Mícheál Ó Muircheartaigh, a man known in every household as the voice of GAA and admired for his renowned ability to retain the most miniscule and abstract detail relating to imreoirí and bainisteoirí alike, arrived in Caisleán an Bharraigh last week to launch the Irish language scheme Oscail an Doras.
The scheme was organised by Gnó Mhaigh Eo in conjunction with Conradh na Gaeilge, its aim is to promote the language among businesses, not only in the county town, but across Maigh Eo with Cathair na Mart earmarked as the next town to see the introduction of Oscail an Doras. The idea is to identify Irish speakers in selected shops and restaurants who are capable and willing to converse with their custaiméirí in the native tongue and the launch in Staunton’s Pharmacy, Castlebar, last week proved very successful.

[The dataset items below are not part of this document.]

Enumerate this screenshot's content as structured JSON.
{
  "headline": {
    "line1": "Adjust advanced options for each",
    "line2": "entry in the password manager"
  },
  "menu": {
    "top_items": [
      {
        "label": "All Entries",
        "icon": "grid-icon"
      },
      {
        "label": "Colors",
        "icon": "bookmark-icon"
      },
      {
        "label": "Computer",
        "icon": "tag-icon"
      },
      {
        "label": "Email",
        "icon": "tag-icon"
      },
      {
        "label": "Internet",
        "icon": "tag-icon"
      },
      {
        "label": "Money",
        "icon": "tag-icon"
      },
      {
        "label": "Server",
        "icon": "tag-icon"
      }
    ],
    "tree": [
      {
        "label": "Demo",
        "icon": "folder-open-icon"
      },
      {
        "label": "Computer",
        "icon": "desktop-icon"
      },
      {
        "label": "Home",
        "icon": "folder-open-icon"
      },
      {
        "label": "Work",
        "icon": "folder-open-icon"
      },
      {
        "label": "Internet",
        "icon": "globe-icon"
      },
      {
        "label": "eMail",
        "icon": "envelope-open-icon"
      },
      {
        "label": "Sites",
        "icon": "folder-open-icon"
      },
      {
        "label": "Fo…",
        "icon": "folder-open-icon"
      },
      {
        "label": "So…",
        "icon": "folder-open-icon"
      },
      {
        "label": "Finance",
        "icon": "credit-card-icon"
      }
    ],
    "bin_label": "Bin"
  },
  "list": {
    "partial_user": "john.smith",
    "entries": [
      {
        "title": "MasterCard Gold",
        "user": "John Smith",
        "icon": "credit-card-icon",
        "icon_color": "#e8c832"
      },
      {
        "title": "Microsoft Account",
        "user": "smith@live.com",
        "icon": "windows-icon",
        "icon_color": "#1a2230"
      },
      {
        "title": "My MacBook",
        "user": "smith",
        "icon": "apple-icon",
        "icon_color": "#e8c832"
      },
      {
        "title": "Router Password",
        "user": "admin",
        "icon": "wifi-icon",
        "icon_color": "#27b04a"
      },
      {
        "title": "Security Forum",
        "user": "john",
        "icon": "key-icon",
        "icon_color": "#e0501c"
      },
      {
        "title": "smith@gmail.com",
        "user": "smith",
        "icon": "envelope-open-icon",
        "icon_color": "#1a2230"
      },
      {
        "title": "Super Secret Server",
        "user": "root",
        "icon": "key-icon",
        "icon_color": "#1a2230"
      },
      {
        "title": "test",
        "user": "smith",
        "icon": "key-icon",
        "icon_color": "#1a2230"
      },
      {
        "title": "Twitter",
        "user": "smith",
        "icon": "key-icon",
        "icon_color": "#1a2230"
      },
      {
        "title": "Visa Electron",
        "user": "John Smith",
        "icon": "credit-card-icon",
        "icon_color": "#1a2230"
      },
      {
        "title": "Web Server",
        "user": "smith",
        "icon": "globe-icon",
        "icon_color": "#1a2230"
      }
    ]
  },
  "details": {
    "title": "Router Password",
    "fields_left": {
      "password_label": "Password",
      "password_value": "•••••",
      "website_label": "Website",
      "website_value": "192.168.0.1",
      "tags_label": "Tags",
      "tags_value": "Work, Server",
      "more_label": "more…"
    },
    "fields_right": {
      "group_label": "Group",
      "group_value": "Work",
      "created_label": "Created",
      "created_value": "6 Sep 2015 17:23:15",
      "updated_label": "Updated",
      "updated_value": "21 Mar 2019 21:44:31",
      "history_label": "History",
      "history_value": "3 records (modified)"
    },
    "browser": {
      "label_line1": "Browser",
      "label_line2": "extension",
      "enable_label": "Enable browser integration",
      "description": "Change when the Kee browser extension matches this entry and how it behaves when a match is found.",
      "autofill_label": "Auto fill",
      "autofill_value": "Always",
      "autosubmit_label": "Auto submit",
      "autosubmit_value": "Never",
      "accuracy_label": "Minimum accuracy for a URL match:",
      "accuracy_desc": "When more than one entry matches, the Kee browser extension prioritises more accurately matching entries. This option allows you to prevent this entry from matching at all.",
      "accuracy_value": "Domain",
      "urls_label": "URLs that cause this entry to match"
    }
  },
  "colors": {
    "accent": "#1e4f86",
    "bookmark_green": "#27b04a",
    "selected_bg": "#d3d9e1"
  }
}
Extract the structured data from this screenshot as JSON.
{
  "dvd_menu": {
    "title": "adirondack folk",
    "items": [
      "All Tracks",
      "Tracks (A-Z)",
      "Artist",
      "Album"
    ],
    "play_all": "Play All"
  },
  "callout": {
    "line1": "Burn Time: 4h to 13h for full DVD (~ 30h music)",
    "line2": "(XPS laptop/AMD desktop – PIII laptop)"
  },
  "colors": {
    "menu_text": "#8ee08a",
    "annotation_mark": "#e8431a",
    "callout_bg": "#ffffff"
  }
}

The shelves in the well known Main Street pharmacy were pushed aside, seats laid out and a stage prepared, as Pat and Anne Staunton opened their doors to welcome cainteoirí Gaeilge, GAA enthusiasts, councillors, and friends to the launch of Oscail an Doras. The venue, while unconventional, could not have been more suitable, as guests were invited to the heart of the main street in one of its most well established businesses to welcome Mícheál and boast the plethora of Irish speakers the town has to offer. It was a pleasant surprise for many to see Ita Staunton in attendance. The first to speak on the night, she welcomed Mícheál and all who were attending the event, and did so with her ‘Leaving Cert Irish’ which has clearly stood to her after all these years.
Pat Staunton was next to take to the podium, where he spoke of a great fondness for the guest speaker. He talked of his great ability while commentating, to introduce his cúpla focal into his broadcasts in such a natural manner, a skill for which many across the country hold great admiration. Following the same example, he then addressed his guests as Gaeilge, where he spoke about the importance of the Irish language and the duty we have in keeping it alive: “Tá sí mar chuid dár n-oidhreacht agus mar chuid dár gcultúr.” He finished by quoting his mother on one of her much used seanfhocail: "Tír gan teanga, tír gan anam" - a country without a language is a country without a soul.
Daithí Ó Gallachóir, development officer of Gnó Mhaigh Eo, took on the role of compere for the night as he introduced the speakers to the stage. Colmán Ó Raghallaigh, the man responsible for establishing the pilot scheme in Claremorris, was next to address the crowd of approximately eighty people. With a background in teaching and being well qualified in the field of study relating to all things Gaelach, he related a historic story where a man was being prosecuted in the early 1900s for having his name printed as Gaeilge on his cart as he traded at the local market. A solicitor volunteered to defend him in court and assured him he had fought similar cases in the past, which was in fact an untruth. However, he fought his case and won, and despite it being the solicitor’s first time in court, it would not be his last, as the man in question was Pádraig Mac Piarais, PH Pearse. Colmán went on to acknowledge the hard work of Gnó Mhaigh Eo and Conradh na Gaeilge in putting the scheme together and informed the audience that work had already begun on locating Irish speakers in Béal an Átha and that Cathair na Mart would be the next target.